Новое — тон, опять — манускриптов, «до Гутенберга», для себя. Ведь в средних веках не писали для публики, потому что прежде всего не издавали. И средневековая литература, во многих отношениях, была прекрасна, сильна, трогательна и глубоко плодоносна в своей невидности. Новая литература до известной степени погибла в своей излишней видности; и после изобретения книгопечатания вообще никто не умел и не был в силах преодолеть Гутенберга.

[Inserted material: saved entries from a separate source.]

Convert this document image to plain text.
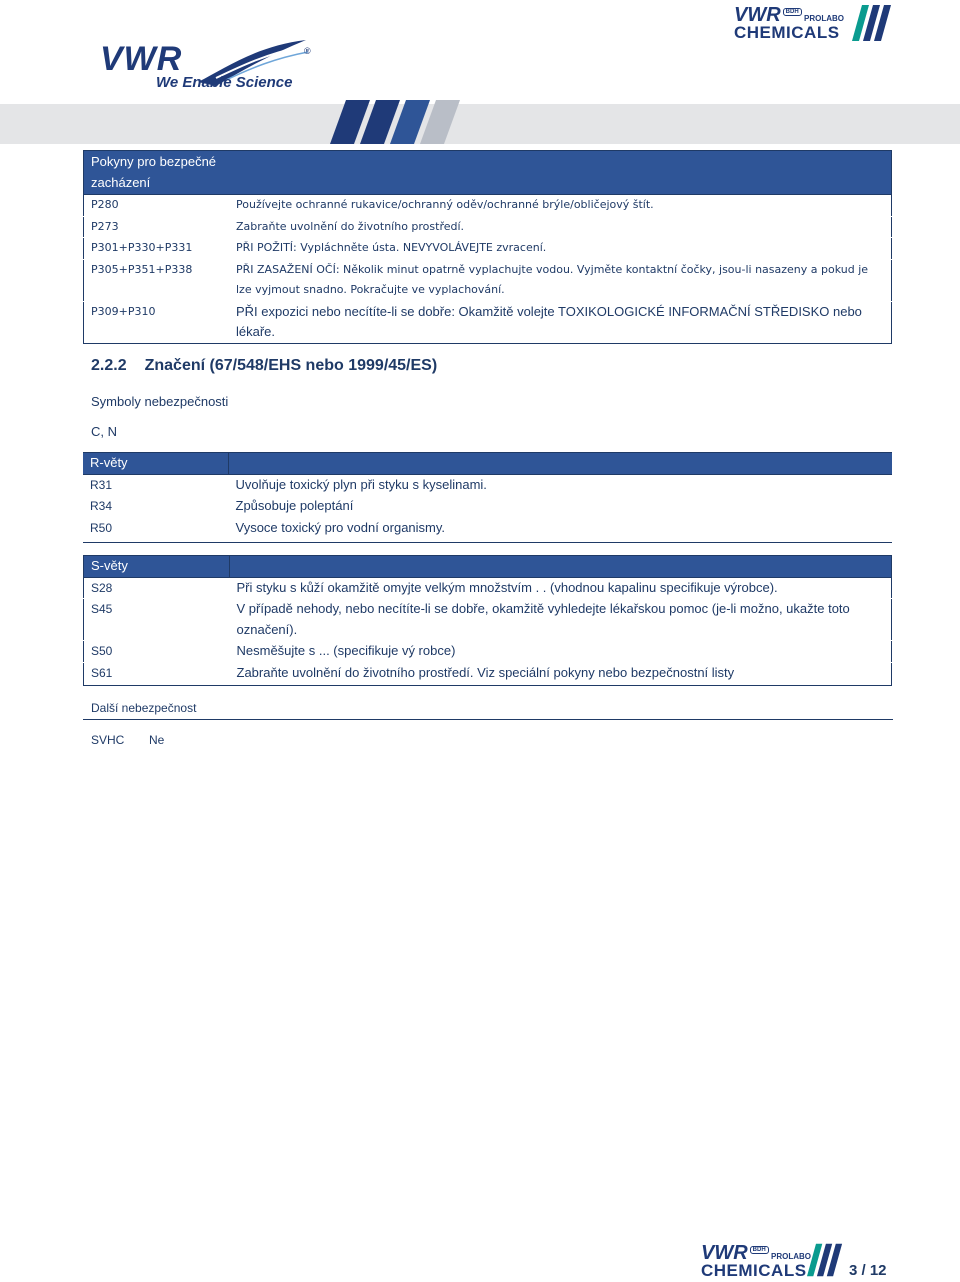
VWR	®
We Enable Science
VWR BDH

PROLABO
CHEMICALS
Pokyny pro bezpečné zacházení	
P280	Používejte ochranné rukavice/ochranný oděv/ochranné brýle/obličejový štít.
P273	Zabraňte uvolnění do životního prostředí.
P301+P330+P331	PŘI POŽITÍ: Vypláchněte ústa. NEVYVOLÁVEJTE zvracení.
P305+P351+P338	PŘI ZASAŽENÍ OČÍ: Několik minut opatrně vyplachujte vodou. Vyjměte kontaktní čočky, jsou-li nasazeny a pokud je lze vyjmout snadno. Pokračujte ve vyplachování.
P309+P310	PŘI expozici nebo necítíte-li se dobře: Okamžitě volejte TOXIKOLOGICKÉ INFORMAČNÍ STŘEDISKO nebo lékaře.
2.2.2 Značení (67/548/EHS nebo 1999/45/ES)
Symboly nebezpečnosti
C, N
R-věty	
R31	Uvolňuje toxický plyn při styku s kyselinami.
R34	Způsobuje poleptání
R50	Vysoce toxický pro vodní organismy.
S-věty	
S28	Při styku s kůží okamžitě omyjte velkým množstvím . . (vhodnou kapalinu specifikuje výrobce).
S45	V případě nehody, nebo necítíte-li se dobře, okamžitě vyhledejte lékařskou pomoc (je-li možno, ukažte toto označení).
S50	Nesměšujte s ... (specifikuje vý robce)
S61	Zabraňte uvolnění do životního prostředí. Viz speciální pokyny nebo bezpečnostní listy
Další nebezpečnost
SVHC Ne
VWR BDH
PROLABO
CHEMICALS	3 / 12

Моя почти таинственная действительная уединенность смогла это. Страхов мне говорил: «Представляйте всегда читателя, и пишите, чтобы ему было совершенно ясно». Но сколько я ни усиливался представлять читателя, никогда не мог его вообразить. Ни одно читательское лицо мне не воображалось, ни один оценивающий ум не вырисовывался. И я всегда писал один, в сущности — для себя. Даже когда плутовски писал, то точно кидал в пропасть «и там поднимется хохот», где-то далеко под землей, а вокруг все-таки никого нет. «Передовые» [144] я любил писать в приемной нашей газеты: посетители, переговоры с ними членов редакции, ходня, шум — и я «По поводу последней речи в Г. Думе». Иногда — в общей зале. И раз сказал сотрудникам: «Господа, тише, я пишу черносотенную статью» (шашки, говор, смех). Смех еще усилился. И было так же глухо, как до.